The only person that is in any way a match for this redoubtable politician, is Ready-Money Jack Tibbets, who maintains his stand in the tap-room, in defiance of the radical and all his works. Jack is one of the most loyal men in the country, without being able to reason about the matter. He has that admirable quality for a tough arguer, also, that he never knows when he is beat. He has half-a-dozen old maxims which he advances on all occasions, and though his antagonist may overturn them never so often, yet he always brings them anew to the field. He is like the robber in Ariosto, who, though his head might be cut off half-a-hundred times, yet whipped it on his shoulders again in a twinkling, and returned as sound a man as ever to the charge.

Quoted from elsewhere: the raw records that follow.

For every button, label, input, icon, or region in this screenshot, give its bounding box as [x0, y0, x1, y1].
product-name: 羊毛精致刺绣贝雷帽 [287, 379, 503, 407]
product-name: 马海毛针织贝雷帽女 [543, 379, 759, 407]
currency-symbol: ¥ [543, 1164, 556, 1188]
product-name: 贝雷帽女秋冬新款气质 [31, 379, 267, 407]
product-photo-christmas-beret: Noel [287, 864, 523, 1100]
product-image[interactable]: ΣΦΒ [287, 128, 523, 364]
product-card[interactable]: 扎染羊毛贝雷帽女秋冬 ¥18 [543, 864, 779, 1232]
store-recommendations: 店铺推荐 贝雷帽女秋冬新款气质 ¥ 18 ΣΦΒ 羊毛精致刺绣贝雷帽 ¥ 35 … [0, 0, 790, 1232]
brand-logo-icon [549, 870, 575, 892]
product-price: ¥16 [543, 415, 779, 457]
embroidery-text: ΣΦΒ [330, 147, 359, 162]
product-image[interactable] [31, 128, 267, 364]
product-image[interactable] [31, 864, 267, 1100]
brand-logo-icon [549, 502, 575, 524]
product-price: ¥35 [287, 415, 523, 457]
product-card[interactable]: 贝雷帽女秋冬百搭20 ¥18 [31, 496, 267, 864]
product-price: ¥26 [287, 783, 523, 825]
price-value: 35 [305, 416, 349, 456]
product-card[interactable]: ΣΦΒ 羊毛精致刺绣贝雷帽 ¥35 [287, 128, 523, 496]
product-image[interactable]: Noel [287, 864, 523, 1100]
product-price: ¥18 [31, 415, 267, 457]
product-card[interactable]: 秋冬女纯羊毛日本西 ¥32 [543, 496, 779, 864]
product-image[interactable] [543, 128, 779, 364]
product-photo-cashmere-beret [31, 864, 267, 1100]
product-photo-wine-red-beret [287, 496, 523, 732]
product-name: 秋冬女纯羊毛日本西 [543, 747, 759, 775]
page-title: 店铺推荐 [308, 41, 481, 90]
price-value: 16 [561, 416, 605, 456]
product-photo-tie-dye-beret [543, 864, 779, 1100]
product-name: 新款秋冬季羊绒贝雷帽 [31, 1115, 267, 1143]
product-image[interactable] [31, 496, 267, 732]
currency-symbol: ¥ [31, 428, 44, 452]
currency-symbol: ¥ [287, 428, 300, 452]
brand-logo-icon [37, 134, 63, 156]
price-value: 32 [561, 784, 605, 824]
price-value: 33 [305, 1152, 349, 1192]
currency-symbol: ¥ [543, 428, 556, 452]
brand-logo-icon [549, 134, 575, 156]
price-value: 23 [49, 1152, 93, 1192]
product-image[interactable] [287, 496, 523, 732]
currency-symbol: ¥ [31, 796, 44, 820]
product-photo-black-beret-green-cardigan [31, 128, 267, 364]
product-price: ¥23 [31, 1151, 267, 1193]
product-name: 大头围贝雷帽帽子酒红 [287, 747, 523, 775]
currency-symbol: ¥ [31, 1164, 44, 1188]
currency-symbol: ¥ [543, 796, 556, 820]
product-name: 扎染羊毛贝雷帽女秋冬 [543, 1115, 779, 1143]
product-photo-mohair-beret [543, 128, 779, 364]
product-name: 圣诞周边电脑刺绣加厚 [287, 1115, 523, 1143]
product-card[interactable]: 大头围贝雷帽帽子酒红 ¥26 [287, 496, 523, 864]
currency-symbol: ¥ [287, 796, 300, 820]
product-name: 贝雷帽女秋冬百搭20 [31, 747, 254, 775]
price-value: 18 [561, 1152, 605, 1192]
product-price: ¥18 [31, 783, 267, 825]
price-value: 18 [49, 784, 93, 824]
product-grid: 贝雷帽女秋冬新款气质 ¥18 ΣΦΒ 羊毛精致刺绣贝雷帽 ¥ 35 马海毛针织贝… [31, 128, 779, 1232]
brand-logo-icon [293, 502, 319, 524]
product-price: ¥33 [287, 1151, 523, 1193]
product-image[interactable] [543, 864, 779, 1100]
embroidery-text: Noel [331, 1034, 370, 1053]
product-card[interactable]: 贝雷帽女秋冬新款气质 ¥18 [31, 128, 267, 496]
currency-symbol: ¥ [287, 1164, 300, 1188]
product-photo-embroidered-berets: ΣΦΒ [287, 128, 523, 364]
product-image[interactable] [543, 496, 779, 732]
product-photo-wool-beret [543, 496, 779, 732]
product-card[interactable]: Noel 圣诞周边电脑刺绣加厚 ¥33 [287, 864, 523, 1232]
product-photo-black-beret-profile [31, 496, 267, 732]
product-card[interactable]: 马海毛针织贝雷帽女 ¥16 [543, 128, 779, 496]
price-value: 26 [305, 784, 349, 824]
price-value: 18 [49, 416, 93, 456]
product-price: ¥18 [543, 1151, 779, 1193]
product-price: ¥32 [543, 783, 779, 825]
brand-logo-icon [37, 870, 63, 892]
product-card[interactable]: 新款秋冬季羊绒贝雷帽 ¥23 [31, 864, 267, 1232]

Whatever does not square with Jack’s simple and obvious creed, he sets down for “French politics;” for, notwithstanding the peace, he cannot be persuaded that the French are not still laying plots to ruin the nation, and to get hold of the Bank of England. The radical attempted to overwhelm him, one day, by a long passage from a newspaper; but Jack neither reads nor believes in newspapers. In reply, he gave him one of the stanzas which he has by heart from his favourite, and indeed only author, old Tusser, and which he calls his Golden Rules:
Leave princes’ affairs undescanted
on,
And tend to such doings as stand thee
upon;
Fear God, and offend not the king nor
his laws,
And keep thyself out of the magistrate’s
claws.
When Tibbets had pronounced this with great emphasis, he pulled out a well-filled leathern purse, took out a handful of gold and silver,—paid his score at the bar with great punctuality, returned his money, piece by piece, into his purse, his purse into his pocket, which he buttoned up; and then, giving his cudgel a stout thump upon the floor, and bidding the radical “good-morning, sir!” with the tone of a man who conceives he has completely done for his antagonist, he walked with lion-like gravity out of the house. Two or three of Jack’s admirers who were present, and had been afraid to take the field themselves, looked upon this as a perfect triumph, and winked at each other when the radical’s back was turned. “Ay, ay!” said mine host, as soon as the radical was out of hearing, “let old Jack alone; I’ll warrant he’ll give him his own!”
THE ROOKERY.
But cawing rooks, and kites that swim
sublime
In still repeated circles, screaming loud;
The jay, the pie, and e’en the boding
owl,
That hails the rising moon, have charms
for me.
—COWPER.
In a grove of tall oaks and beeches, that crowns a terrace-walk just on the skirts of the garden, is an ancient rookery, which is one of the most important provinces in the Squire’s rural domains. The old gentleman sets great store by his rooks, and will not suffer one of them to be killed: in consequence of which, they have increased amazingly; the tree-tops are loaded with their nests; they have encroached upon the great avenue, and have even established, in times long past, a colony among the elms and pines of the church-yard, which, like other distant colonies, has already thrown off allegiance to the mother country.